4-step virtual number and eSIM international travel setup process flow

Tossable Digits is built for exactly this scenario. The service has been featured in travel publications covering how users maintain a US number while living or studying abroad, with call forwarding routing seamlessly to whatever local number they're using on the ground.

eSIM Adoption Driven by Travel

According to industry data, 51% of eSIM users first tried the technology for international travel. The global travel eSIM market generated $1.75 billion in 2026, with travelers seeking to avoid roaming fees while maintaining connectivity.

GSMA Intelligence notes that travel eSIMs allow consumers to bypass home-network roaming charges while keeping their primary home SIM active as a secondary line. This means critical inbound SMS—identity verification codes, OTPs—still arrive on the home number.

Virtual numbers extend this setup further. The eSIM handles cheap local data; the virtual number ensures US contacts can still call and text your familiar number, with messages routed to email or your app.

Key Features to Look for in a Virtual Phone Number Service

Not all virtual number services deliver the same capabilities. Prioritize these features when evaluating providers:

Essential Functional Features

  • Incoming texts forwarded to email with sender ID, message body, and timestamp — no app required to manage messages from any device
  • Two-way SMS for real conversations with customers; confirm whether your use case is permitted on the number type you select
  • Call forwarding to any mobile, landline, or international number without geographic restrictions
  • Voicemail delivered as MP3 attachments to email, so you skip the PIN dial-in entirely
  • iOS and Android apps with push notifications and contacts integration for managing calls while traveling

Tossable Digits bundles all of these into every plan — unlimited SMS, voicemail-to-email, global call forwarding, and mobile app access — with no per-feature charges and no contract.
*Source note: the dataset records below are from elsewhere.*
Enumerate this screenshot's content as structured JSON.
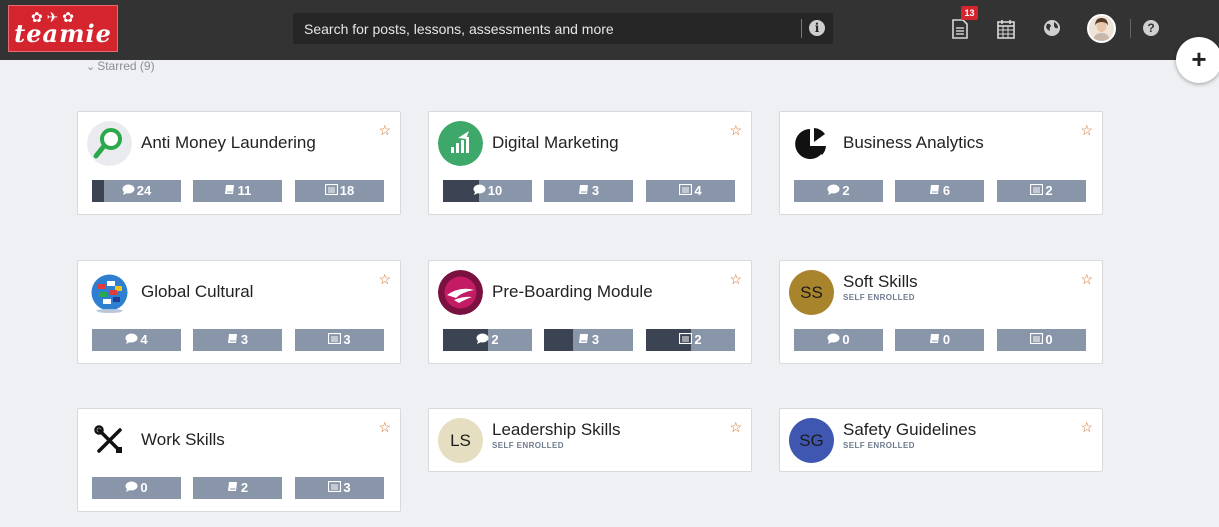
{
  "header": {
    "logo_text": "teamie",
    "search_placeholder": "Search for posts, lessons, assessments and more",
    "notification_count": "13",
    "info_glyph": "i",
    "help_glyph": "?",
    "fab_glyph": "+",
    "icons": [
      "notes-icon",
      "calendar-icon",
      "globe-icon",
      "user-avatar",
      "help-icon"
    ]
  },
  "section": {
    "label": "Starred (9)"
  },
  "colors": {
    "topbar": "#333333",
    "brand_red": "#d4242e",
    "stat_bg": "#8995a9",
    "stat_fill": "#3c4453",
    "star": "#d2691e"
  },
  "cards": [
    {
      "title": "Anti Money Laundering",
      "subtitle": "",
      "icon": "magnifier-icon",
      "stats": [
        {
          "label": "24",
          "icon": "comment-icon",
          "progress": 0.13
        },
        {
          "label": "11",
          "icon": "book-icon",
          "progress": 0
        },
        {
          "label": "18",
          "icon": "list-icon",
          "progress": 0
        }
      ]
    },
    {
      "title": "Digital Marketing",
      "subtitle": "",
      "icon": "rocket-chart-icon",
      "stats": [
        {
          "label": "10",
          "icon": "comment-icon",
          "progress": 0.4
        },
        {
          "label": "3",
          "icon": "book-icon",
          "progress": 0
        },
        {
          "label": "4",
          "icon": "list-icon",
          "progress": 0
        }
      ]
    },
    {
      "title": "Business Analytics",
      "subtitle": "",
      "icon": "pie-chart-icon",
      "stats": [
        {
          "label": "2",
          "icon": "comment-icon",
          "progress": 0
        },
        {
          "label": "6",
          "icon": "book-icon",
          "progress": 0
        },
        {
          "label": "2",
          "icon": "list-icon",
          "progress": 0
        }
      ]
    },
    {
      "title": "Global Cultural",
      "subtitle": "",
      "icon": "globe-flags-icon",
      "stats": [
        {
          "label": "4",
          "icon": "comment-icon",
          "progress": 0
        },
        {
          "label": "3",
          "icon": "book-icon",
          "progress": 0
        },
        {
          "label": "3",
          "icon": "list-icon",
          "progress": 0
        }
      ]
    },
    {
      "title": "Pre-Boarding Module",
      "subtitle": "",
      "icon": "airline-logo-icon",
      "stats": [
        {
          "label": "2",
          "icon": "comment-icon",
          "progress": 0.5
        },
        {
          "label": "3",
          "icon": "book-icon",
          "progress": 0.33
        },
        {
          "label": "2",
          "icon": "list-icon",
          "progress": 0.5
        }
      ]
    },
    {
      "title": "Soft Skills",
      "subtitle": "SELF ENROLLED",
      "initials": "SS",
      "avatar_color": "#a8842c",
      "stats": [
        {
          "label": "0",
          "icon": "comment-icon",
          "progress": 0
        },
        {
          "label": "0",
          "icon": "book-icon",
          "progress": 0
        },
        {
          "label": "0",
          "icon": "list-icon",
          "progress": 0
        }
      ]
    },
    {
      "title": "Work Skills",
      "subtitle": "",
      "icon": "tools-icon",
      "stats": [
        {
          "label": "0",
          "icon": "comment-icon",
          "progress": 0
        },
        {
          "label": "2",
          "icon": "book-icon",
          "progress": 0
        },
        {
          "label": "3",
          "icon": "list-icon",
          "progress": 0
        }
      ]
    },
    {
      "title": "Leadership Skills",
      "subtitle": "SELF ENROLLED",
      "initials": "LS",
      "avatar_color": "#e6dec0",
      "stats": []
    },
    {
      "title": "Safety Guidelines",
      "subtitle": "SELF ENROLLED",
      "initials": "SG",
      "avatar_color": "#3f57b0",
      "stats": []
    }
  ]
}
Tossable Digits virtual number dashboard displaying SMS forwarding call settings and voicemail features

Privacy and Security-Specific Features

  • Robocall blocking to filter spam and scam calls before they reach your forwarding number
  • Two-factor authentication protecting your virtual number dashboard with SMS or app-based verification
  • Call recording with automated verbal announcements to both parties — critical for compliance in two-party consent states like California, Florida, Pennsylvania, and Massachusetts

Tossable Digits covers all three: automated recording announcements for legal compliance, two-factor authentication on account access, and robocall blocking included in every plan.

Call Recording Legal Landscape

Call recording compliance is one area where choosing the wrong provider creates real legal exposure. Here's what the law actually requires:

US call recording laws are fragmented. Federal law (18 U.S.C. § 2511) requires one-party consent—meaning only one person in the conversation (which can be you) needs to consent. However, 11 states require all-party consent, including:

  • California (Penal Code § 632)
  • Florida
  • Pennsylvania
  • Massachusetts

If you're in a one-party state but call someone in an all-party consent state, courts generally apply the stricter rule.

Look for services that handle compliance by announcing recordings automatically, eliminating the burden of manually notifying every caller.

Provider Trustworthiness Signals

Evaluate these indicators when selecting a provider:

  • BBB accreditation, years in business, and transparent ownership structure — Tossable Digits carries a BBB A+ rating with 21 years in business
  • No hidden per-feature charges; some providers advertise low base rates then bill separately for voicemail, call recording, SMS, or forwarding
  • Clear SMS policies that explicitly permit 2FA verification codes — some providers prohibit this use case in their terms

How to Get a Virtual Phone Number for International Calls and SMS

Getting started with a virtual number typically takes minutes, not days.

Selection and Sign-Up Process

Choose your provider and number type:

  • Identify whether you need a local number (for geographic presence), toll-free (for business/national presence), or international number (for foreign market access)
  • Search the provider's inventory—services like Tossable Digits maintain millions of numbers in stock across 500+ US cities and 84 countries for immediate activation
  • Verify SMS support for your use case if text messaging matters

Complete signup and identity verification:

  • Basic identity verification requirements vary by provider and jurisdiction
  • Most providers activate local numbers immediately; international numbers in some countries require address registration (typically 2-4 weeks)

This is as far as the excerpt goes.